Motifs are recurring structures, contrasts, and literary devices that can help to develop and inform the text's major themes.


Ironically, the word that Archie uses to do his deeds, "assignments," is the same as the word that teachers use when giving out homework. The word elevates Archie to a status higher than the students, and makes it such that an assignment is not a request, but an order to be followed. The assignments are tailor-made, and reflect everything that Archie is about: fear, manipulation and following orders. Just as in school there is a consequence for not finishing an assignment, there is a consequence to not completing an assignment from The Vigils. Once an assignment is given, the recipient is stuck and either he completes the assignment or he suffers as Jerry suffered.

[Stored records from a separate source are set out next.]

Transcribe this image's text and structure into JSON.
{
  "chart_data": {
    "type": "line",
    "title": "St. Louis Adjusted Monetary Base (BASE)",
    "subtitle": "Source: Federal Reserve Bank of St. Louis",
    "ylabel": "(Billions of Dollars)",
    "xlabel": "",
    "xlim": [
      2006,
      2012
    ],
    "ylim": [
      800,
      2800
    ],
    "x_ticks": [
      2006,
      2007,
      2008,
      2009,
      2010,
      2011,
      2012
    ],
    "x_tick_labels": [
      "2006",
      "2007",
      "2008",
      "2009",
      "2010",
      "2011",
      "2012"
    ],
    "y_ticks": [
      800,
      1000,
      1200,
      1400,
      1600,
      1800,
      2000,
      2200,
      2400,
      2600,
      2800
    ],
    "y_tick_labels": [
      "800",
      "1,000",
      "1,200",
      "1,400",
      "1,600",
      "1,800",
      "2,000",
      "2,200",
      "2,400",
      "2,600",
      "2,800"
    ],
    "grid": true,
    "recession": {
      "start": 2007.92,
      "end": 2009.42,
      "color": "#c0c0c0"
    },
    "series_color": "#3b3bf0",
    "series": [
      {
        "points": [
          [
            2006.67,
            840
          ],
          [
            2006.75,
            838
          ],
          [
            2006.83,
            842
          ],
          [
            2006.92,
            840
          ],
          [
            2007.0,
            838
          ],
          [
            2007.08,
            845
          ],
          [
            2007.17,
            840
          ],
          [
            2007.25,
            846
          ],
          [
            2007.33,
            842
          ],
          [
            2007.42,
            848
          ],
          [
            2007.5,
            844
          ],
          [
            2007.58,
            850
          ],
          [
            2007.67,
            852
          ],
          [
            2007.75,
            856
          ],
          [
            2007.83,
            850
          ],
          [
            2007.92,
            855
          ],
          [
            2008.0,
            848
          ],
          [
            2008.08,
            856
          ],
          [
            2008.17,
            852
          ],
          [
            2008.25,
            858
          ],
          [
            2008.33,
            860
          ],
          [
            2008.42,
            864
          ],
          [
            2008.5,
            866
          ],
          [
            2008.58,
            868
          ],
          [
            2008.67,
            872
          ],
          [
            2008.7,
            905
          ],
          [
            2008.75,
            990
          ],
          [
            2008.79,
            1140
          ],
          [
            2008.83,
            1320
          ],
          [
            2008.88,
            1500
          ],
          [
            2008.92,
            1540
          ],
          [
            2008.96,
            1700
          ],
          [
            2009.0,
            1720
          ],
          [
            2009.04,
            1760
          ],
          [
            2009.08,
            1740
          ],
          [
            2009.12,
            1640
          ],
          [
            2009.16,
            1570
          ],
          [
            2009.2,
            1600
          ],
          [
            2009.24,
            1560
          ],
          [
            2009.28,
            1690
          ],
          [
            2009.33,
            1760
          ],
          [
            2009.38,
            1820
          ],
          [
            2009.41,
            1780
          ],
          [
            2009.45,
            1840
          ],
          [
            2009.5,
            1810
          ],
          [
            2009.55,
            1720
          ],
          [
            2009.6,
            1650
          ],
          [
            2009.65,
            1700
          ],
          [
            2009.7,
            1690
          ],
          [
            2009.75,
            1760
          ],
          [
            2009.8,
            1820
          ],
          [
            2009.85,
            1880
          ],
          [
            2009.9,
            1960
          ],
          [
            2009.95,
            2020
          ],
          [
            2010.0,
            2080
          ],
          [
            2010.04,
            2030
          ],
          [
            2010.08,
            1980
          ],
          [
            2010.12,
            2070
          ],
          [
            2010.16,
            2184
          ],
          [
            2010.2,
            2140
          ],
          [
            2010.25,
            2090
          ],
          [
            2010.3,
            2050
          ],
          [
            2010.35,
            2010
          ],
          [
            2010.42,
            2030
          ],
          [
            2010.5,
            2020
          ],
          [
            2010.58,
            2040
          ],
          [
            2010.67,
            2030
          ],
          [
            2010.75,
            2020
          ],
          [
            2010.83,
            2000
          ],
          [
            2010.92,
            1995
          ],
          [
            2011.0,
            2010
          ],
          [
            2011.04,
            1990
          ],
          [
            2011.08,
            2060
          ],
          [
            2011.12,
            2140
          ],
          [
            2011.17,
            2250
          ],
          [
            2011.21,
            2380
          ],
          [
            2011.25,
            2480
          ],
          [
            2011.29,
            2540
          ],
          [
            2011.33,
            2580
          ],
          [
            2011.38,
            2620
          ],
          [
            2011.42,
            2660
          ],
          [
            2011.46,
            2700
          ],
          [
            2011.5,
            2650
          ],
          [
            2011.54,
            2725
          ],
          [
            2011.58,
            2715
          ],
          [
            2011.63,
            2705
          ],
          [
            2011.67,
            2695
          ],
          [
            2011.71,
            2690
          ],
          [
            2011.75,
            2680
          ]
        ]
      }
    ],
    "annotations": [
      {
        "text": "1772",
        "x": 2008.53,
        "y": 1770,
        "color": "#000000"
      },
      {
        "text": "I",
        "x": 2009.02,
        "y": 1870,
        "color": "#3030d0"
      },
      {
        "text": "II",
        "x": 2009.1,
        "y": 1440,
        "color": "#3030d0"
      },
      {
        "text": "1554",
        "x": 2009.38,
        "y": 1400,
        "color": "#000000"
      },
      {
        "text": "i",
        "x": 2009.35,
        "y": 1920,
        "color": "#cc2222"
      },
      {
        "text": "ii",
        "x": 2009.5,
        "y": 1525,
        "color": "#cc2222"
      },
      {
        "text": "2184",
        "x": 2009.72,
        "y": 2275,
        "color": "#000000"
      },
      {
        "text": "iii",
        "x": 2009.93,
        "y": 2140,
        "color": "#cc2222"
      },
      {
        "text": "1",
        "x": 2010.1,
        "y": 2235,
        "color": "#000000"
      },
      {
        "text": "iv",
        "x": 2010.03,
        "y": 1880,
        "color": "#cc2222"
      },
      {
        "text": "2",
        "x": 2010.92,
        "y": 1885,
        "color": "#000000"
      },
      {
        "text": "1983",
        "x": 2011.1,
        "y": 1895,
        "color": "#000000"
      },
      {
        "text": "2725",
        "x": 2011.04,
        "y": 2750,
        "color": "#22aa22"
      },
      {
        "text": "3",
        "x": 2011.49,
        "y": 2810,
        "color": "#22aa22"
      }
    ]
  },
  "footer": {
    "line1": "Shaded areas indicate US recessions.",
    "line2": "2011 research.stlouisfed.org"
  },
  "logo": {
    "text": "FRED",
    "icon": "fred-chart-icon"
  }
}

Cormier sets a number of scenes during football practice. At first, these scenes set up Jerry's inner strength. Again and again, Jerry is tackled and hit, but he keeps getting up and trying. Eventually he gains some success as a quarterback. It is his dream to make the football team, and his relative ease in turning this dream into a reality is a foil for his difficulties in dealing with The Vigils. The Vigils use football practice as a way to strip away Jerry's achievements in the sport. They get Carter to tackle him, and they get other players to gang up on him. The Vigils force the team to drop all of Jerry's passes, thus getting Jerry dismissed early from practice, and setting him up for a beating by Janza. At the beginning of the book, football is an innocent activity that Jerry wants to succeed in and works hard for, but by the end—especially after Goober quits—The Vigils have stripped football of its joy as well.

Roll Call

The chocolate roll call provides a moment of tension for all the students every day. It highlights the fact that Jerry is disturbing the universe. Everyone else whose name is called says yes to the chocolates and everyone else announces how many boxes he has sold. Brother Leon insists on the roll call even when it is not necessary to make Jerry feel like an outcast. This roll call eventually ensures that the other students become annoyed and/or angry with Jerry. The roll call is also a subtle threat from Brother Leon to Jerry. Each time Jerry says no Brother Leon stares him down as if to tell Jerry that he will pay for his refusal.